TidyVerse: FiveThirtyEight Democratic Endorsements

Data Selection

Data source: https://projects.fivethirtyeight.com/2020-endorsements/democratic-primary/

Data were downloaded from fivethirtyeight.com’s post “The 2020 Endorsement Primary”, last updated April 26, 2019. As the campaigns continue and primaries begin, endorsements by elected officials and other prominent individuals may indicate how contested the primaries will be and how long the selection process will take.

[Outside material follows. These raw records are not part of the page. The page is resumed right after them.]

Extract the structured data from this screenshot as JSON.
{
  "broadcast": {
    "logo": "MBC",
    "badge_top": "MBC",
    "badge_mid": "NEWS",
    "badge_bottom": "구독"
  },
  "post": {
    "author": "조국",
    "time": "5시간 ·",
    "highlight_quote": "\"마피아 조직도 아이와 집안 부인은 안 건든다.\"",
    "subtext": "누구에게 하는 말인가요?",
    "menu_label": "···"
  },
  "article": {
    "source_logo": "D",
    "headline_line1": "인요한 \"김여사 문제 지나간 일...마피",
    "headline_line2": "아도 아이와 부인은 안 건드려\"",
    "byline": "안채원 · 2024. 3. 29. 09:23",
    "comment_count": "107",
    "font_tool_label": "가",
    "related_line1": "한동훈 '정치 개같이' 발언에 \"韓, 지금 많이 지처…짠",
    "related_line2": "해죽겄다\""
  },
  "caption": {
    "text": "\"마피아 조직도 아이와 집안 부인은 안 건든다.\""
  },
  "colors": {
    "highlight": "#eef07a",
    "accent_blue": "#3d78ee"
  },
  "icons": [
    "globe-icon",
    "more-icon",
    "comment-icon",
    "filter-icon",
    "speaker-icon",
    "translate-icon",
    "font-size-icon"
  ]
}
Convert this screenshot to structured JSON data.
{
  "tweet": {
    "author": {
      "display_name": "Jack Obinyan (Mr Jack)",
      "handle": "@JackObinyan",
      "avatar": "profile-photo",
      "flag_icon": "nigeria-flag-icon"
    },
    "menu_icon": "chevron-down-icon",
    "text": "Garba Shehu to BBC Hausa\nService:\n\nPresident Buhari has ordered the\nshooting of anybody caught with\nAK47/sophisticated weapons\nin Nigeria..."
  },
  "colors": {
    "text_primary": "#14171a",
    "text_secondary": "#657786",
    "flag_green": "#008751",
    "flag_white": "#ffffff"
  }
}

I plan to make use of ggplot2 to examine these data.


Preparation: dplyr

Preliminary cleaning

Data were uploaded to GitHub for ease of access. Preliminary cleaning was accomplished with dplyr to create a dataset consisting of senators and representatives who’ve endorsed a candidate.

  • read_csv reads the file from GitHub
  • mutate recodes NAs in variable “endorsee” as “undeclared”
  • select omits unnecessary columns
  • filter filters the dataset to include only senators and representatives
rm(list=ls())
library(tidyverse)

#use read_csv from readr
endorse<-read_csv("https://raw.githubusercontent.com/sigmasigmaiota/elections/master/endorsements-2020.csv")

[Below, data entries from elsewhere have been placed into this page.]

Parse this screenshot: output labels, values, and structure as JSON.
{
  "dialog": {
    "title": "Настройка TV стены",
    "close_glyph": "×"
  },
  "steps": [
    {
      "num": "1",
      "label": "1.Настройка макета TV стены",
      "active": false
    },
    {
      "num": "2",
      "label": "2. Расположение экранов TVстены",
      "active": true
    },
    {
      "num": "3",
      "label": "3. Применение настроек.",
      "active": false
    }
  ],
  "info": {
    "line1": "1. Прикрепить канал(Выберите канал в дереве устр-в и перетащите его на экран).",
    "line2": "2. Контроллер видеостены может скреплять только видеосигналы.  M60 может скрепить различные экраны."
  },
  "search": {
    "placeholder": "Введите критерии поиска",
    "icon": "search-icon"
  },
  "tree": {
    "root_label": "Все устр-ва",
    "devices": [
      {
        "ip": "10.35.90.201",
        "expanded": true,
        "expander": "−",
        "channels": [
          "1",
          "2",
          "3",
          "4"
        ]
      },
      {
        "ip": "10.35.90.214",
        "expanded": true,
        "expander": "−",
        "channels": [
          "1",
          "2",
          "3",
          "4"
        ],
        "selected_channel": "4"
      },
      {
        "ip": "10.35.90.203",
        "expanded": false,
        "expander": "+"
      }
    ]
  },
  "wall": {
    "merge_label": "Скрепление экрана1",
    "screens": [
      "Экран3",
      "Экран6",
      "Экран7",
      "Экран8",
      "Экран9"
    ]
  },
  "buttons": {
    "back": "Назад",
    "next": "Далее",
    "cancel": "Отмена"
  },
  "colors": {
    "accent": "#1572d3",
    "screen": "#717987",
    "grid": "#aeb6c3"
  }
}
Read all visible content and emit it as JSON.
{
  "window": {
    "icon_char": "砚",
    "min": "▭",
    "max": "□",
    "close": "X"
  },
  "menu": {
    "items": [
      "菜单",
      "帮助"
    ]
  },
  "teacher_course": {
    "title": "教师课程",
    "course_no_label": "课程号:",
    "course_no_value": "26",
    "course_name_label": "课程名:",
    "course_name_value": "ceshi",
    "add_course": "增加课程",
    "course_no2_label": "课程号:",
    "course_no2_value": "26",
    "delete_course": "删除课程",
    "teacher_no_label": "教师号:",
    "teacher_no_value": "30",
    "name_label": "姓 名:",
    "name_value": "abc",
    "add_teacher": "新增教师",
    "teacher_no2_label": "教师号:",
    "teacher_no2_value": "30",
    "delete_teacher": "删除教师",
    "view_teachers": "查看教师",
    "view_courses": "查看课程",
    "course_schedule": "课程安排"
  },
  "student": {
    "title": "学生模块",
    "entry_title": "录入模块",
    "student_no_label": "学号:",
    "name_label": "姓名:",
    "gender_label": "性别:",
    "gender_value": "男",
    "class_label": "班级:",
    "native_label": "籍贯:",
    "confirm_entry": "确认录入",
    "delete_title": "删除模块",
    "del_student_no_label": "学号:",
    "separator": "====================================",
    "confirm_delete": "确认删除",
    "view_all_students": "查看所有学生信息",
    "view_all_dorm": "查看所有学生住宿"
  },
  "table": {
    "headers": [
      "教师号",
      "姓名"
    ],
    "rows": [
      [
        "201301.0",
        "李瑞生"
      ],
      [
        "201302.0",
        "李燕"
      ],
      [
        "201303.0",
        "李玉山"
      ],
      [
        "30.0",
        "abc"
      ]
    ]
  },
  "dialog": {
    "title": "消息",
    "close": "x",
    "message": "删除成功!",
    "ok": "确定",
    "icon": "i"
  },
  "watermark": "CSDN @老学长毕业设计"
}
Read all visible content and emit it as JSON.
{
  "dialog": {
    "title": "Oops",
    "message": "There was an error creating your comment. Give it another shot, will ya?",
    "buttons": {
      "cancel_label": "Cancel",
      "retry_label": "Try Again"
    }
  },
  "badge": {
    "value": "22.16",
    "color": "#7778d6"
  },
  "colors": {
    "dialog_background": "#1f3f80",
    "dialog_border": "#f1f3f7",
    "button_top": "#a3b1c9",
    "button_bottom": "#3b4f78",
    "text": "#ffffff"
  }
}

#replace NA with "undeclared" using mutate from dplyr
#remove unnecessary columns with select, from dplyr
#filter senators and representatives, from dplyr
senrep<-endorse%>%
  mutate(endorsee=ifelse(is.na(endorsee),"undeclared",endorsee))%>%
  select(position,endorsee)%>%
  filter(position=="senator"|position=="representative")

Visualization: ggplot2

Barplot: geom_bar

qqplot2 requires a correctly tidied dataset, a geom, and a coordinate system; to function, aesthetic properties must be set for the geom. In the first plot below, aes is defined by the dataset senrep, with the fill command specifying that the color of each bar in the plot should correspond to each candidate (endorsee).

  • geom_bar supplies the neccessary command for a bar plot
  • facet_grid() creates multiple plots differentiated by position, or senator vs representative
  • coord_flip() rotates the plots 90 degrees
  • theme_bw() removes background color, which is gray by default
  • theme(axis.text.x = element_text()) rotates labels on the x-axis 90 degrees
ggplot(senrep, aes(endorsee,fill=endorsee))+
  geom_bar()+
  facet_grid(~position)+
  coord_flip()+
  theme_bw()+
  theme(axis.text.x = element_text(angle = 90, hjust = 1))

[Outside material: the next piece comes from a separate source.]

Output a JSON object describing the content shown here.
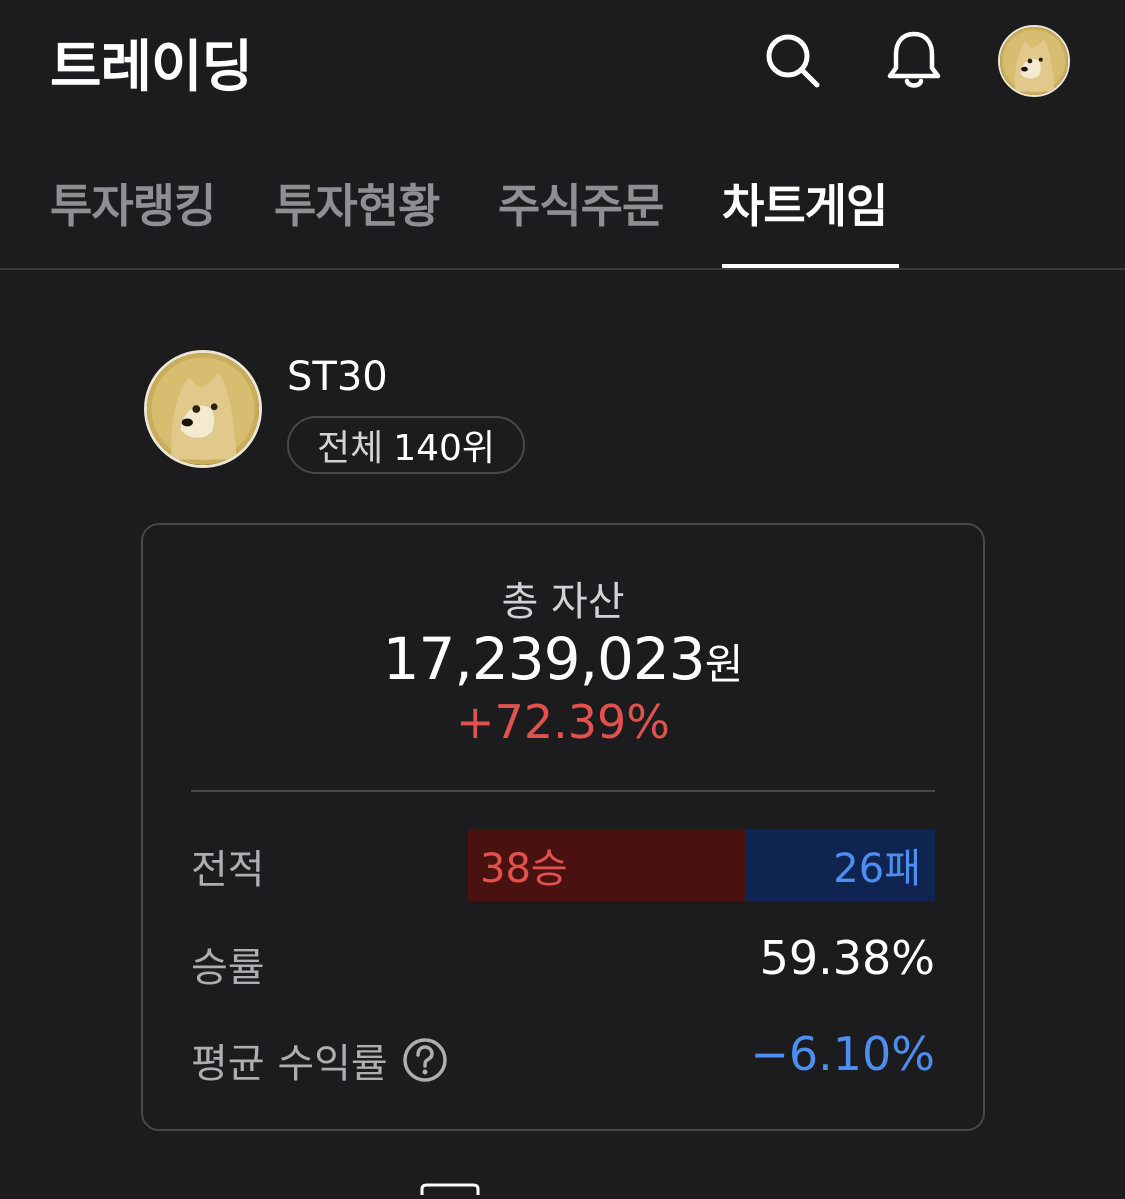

More cleaning will remove undeclared endorsers and make the plot more informative.

  • geom_text() adds value to each bar
  • aes(label=..count..) sets value to be displayed as the count found in the dataset
  • stat="count" calculates the count value called by the aesthetic
  • position=position_stack(0.5) sets the position of the value text within the bar at half height
#remove undeclared endorsers, dplyr
senreps<-senrep%>%
  filter(endorsee!="undeclared")

#plot, adding value labels to each bar with geom_text and vjust
ggplot(senreps, aes(endorsee,fill=endorsee))+
  geom_bar()+
  facet_grid(~position)+
  coord_flip()+
  theme_bw()+
  geom_text(aes(label=..count..),stat="count",position=position_stack(0.5))

Biden and Booker lead in endorsements from Representatives and Senators, followed by Harris.

Further cleaning

Further cleaning will create a dataset that examines endorsements per month. dplyr can be used to aggregate by group; first, we’ll create month variable using lubridate from tidyverse, then use group_by and summarise to calculate frequencies of each endorsement.

#lubridate is used to handle dates
library(lubridate)

#three variables are created: year, month and day
endorse<-endorse%>%
  mutate(date = ymd(date))%>%
  mutate_at(vars(date),
            funs(year, month, day))


#filter out "undeclared" and endorsements from years other than 2019, from dplyr
monthly<-endorse%>%
  filter(endorsee!="undeclared" & year == 2019)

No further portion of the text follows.